Activists hold placards during a demonstration against Lynas Corp's rare earth plant in Malaysia. Photo: Reuters

OPPONENTS of a rare earth refinery in Malaysia are refusing to back down after authorities last week gave the Australian company behind the project, Lynas Corp, the approval to proceed.

One group, Himpunan Hijau, has vowed to blockade the port in the Malaysian town of Kuantan, near the plant, if Lynas tries to import the raw earth materials from Australia.

''We are prepared to paralyse the whole port until the raw materials leave our port,'' said Wong Tack, the chairman of the group. ''The world will witness one of the biggest civil disobedience events in this nation.''

The Lynas plant has had several regulatory and construction delays as opponents and residents have held protests and taken legal action because of their concerns that the plant could produce harmful radiation. Lynas has denied that there will be any radiation hazards.

The Atomic Energy Licensing Board of Malaysia said on Wednesday that it had decided to issue Lynas a two-year, temporary operating licence because the company met all technical and regulatory requirements.
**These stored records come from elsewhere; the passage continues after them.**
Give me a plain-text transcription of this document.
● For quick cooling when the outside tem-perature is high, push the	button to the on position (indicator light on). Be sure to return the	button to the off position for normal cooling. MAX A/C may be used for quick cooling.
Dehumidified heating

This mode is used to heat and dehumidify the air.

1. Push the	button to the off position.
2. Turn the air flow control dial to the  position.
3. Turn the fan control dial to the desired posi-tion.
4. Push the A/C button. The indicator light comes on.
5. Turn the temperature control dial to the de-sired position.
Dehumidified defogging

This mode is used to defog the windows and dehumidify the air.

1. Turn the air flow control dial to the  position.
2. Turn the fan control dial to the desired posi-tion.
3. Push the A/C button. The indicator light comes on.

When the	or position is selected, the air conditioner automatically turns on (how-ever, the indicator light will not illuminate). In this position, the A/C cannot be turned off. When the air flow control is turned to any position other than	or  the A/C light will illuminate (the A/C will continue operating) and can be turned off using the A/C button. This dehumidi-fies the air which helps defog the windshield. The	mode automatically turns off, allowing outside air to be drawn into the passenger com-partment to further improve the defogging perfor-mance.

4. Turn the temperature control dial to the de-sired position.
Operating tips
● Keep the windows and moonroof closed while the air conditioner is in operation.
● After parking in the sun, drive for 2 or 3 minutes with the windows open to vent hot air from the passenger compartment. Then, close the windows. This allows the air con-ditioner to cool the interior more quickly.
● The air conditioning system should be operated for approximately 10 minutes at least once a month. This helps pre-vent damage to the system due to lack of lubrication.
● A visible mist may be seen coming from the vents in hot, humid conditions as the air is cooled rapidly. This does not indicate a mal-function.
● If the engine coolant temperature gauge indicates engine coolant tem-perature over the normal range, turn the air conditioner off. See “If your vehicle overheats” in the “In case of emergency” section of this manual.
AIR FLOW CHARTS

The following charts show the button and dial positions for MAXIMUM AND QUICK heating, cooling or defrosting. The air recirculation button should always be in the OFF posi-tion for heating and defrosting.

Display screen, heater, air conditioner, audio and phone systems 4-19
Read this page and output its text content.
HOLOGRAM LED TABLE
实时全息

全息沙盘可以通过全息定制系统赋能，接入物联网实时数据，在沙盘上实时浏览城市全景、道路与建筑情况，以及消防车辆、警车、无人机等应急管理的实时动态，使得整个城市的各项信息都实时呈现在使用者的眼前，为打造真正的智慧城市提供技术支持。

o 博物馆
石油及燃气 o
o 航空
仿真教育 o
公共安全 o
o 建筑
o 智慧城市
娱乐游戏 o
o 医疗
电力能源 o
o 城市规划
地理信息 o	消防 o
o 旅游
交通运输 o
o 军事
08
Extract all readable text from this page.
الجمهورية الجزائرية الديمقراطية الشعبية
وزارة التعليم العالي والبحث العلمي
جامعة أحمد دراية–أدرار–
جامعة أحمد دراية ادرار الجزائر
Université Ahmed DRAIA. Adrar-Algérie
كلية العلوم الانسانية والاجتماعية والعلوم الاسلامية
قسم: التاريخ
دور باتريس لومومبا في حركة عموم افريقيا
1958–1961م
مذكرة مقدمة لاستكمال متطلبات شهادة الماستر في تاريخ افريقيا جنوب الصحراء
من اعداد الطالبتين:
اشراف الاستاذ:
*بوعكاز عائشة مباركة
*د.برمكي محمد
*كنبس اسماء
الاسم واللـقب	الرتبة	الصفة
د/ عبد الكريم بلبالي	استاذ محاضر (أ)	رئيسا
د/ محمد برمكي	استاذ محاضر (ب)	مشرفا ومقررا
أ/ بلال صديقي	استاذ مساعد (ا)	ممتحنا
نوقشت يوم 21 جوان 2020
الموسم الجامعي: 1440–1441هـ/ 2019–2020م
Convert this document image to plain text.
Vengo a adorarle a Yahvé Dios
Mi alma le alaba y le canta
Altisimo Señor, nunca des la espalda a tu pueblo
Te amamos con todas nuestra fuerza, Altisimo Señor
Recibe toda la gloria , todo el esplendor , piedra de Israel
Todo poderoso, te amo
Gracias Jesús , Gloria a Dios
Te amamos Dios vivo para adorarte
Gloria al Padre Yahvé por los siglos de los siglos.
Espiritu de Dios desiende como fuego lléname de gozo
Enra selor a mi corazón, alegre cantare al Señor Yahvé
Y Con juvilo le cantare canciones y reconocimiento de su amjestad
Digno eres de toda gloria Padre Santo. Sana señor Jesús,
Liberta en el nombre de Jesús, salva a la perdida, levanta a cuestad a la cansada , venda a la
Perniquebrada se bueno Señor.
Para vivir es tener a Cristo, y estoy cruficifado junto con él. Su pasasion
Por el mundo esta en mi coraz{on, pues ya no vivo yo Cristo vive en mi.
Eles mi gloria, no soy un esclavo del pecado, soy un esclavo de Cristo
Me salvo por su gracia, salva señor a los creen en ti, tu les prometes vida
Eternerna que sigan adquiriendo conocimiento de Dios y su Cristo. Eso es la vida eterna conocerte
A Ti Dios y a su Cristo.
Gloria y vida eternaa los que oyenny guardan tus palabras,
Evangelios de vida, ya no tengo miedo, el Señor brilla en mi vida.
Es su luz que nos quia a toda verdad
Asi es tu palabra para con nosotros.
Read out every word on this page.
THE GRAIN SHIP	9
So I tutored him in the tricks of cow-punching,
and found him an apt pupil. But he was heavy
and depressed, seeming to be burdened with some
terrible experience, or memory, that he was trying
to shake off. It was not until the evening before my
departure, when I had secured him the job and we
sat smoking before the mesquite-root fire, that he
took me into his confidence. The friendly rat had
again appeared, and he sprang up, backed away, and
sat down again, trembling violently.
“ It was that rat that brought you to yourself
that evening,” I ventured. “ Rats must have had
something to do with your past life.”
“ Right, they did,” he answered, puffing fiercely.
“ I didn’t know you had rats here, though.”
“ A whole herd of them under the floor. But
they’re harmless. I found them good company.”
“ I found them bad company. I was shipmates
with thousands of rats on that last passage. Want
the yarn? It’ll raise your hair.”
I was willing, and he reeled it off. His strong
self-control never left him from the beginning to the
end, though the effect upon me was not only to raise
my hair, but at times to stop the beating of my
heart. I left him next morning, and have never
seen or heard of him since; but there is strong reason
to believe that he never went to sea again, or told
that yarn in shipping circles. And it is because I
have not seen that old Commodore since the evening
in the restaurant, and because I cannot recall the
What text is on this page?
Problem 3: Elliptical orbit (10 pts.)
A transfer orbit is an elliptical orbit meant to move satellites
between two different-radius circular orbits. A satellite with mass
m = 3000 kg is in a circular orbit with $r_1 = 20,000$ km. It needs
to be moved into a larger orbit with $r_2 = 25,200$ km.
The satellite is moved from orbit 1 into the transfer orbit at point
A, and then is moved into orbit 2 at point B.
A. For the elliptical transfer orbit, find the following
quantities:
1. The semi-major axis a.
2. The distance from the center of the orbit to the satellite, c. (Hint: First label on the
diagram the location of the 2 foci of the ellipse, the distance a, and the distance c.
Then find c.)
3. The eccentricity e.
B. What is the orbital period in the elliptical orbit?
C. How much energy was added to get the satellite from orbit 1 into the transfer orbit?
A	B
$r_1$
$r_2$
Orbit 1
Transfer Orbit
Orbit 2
The board initially approved the licence in January but refrained from issuing it because Lynas had to fulfil additional conditions.

Lynas said that it would address the ''principal cause of the community anxiety'' - what to do with the radioactive by-products from the plant - by turning the material into ''processed co-products'' for use mainly in manufacturing, such as materials for roads and buildings. The materials would be exported, the company said.

Lynas said on Wednesday it expected to begin processing rare earth concentrates at the plant in October. The company's share price climbed more than 40 per cent last Thursday after the news.

A Deutsche Bank analyst, Chris Terry, said the licence was a ''significant event'' for Lynas.

''It's something that the company has waited since February for and, without the operating licence, Lynas wasn't able to import concentrate from Western Australia or begin commissioning of the plant in Malaysia,'' he said. ''Over the last 12 months or so, there's been delays to the plant construction, there's been a delay in the issuance of the licence and a slide in the rare earth price … which have all contributed to the downtrend in Lynas' share price.''

Rare earths, which are used in high-technology products, including smartphones, electric cars and military equipment, are found in nature with radioactive contaminants that must be separated and disposed of during refining.

Lynas says the waste produced in that process will be well within the limits of what is considered safe.

But opponents are not satisfied that the plant, estimated to cost 2.5 billion ringgit ($772 million), will be safe.

''We will not allow an ounce of raw material to reach our shores,'' Mr Wong said, adding that Himpunan Hijau would recruit ''thousands of people'' to block the port.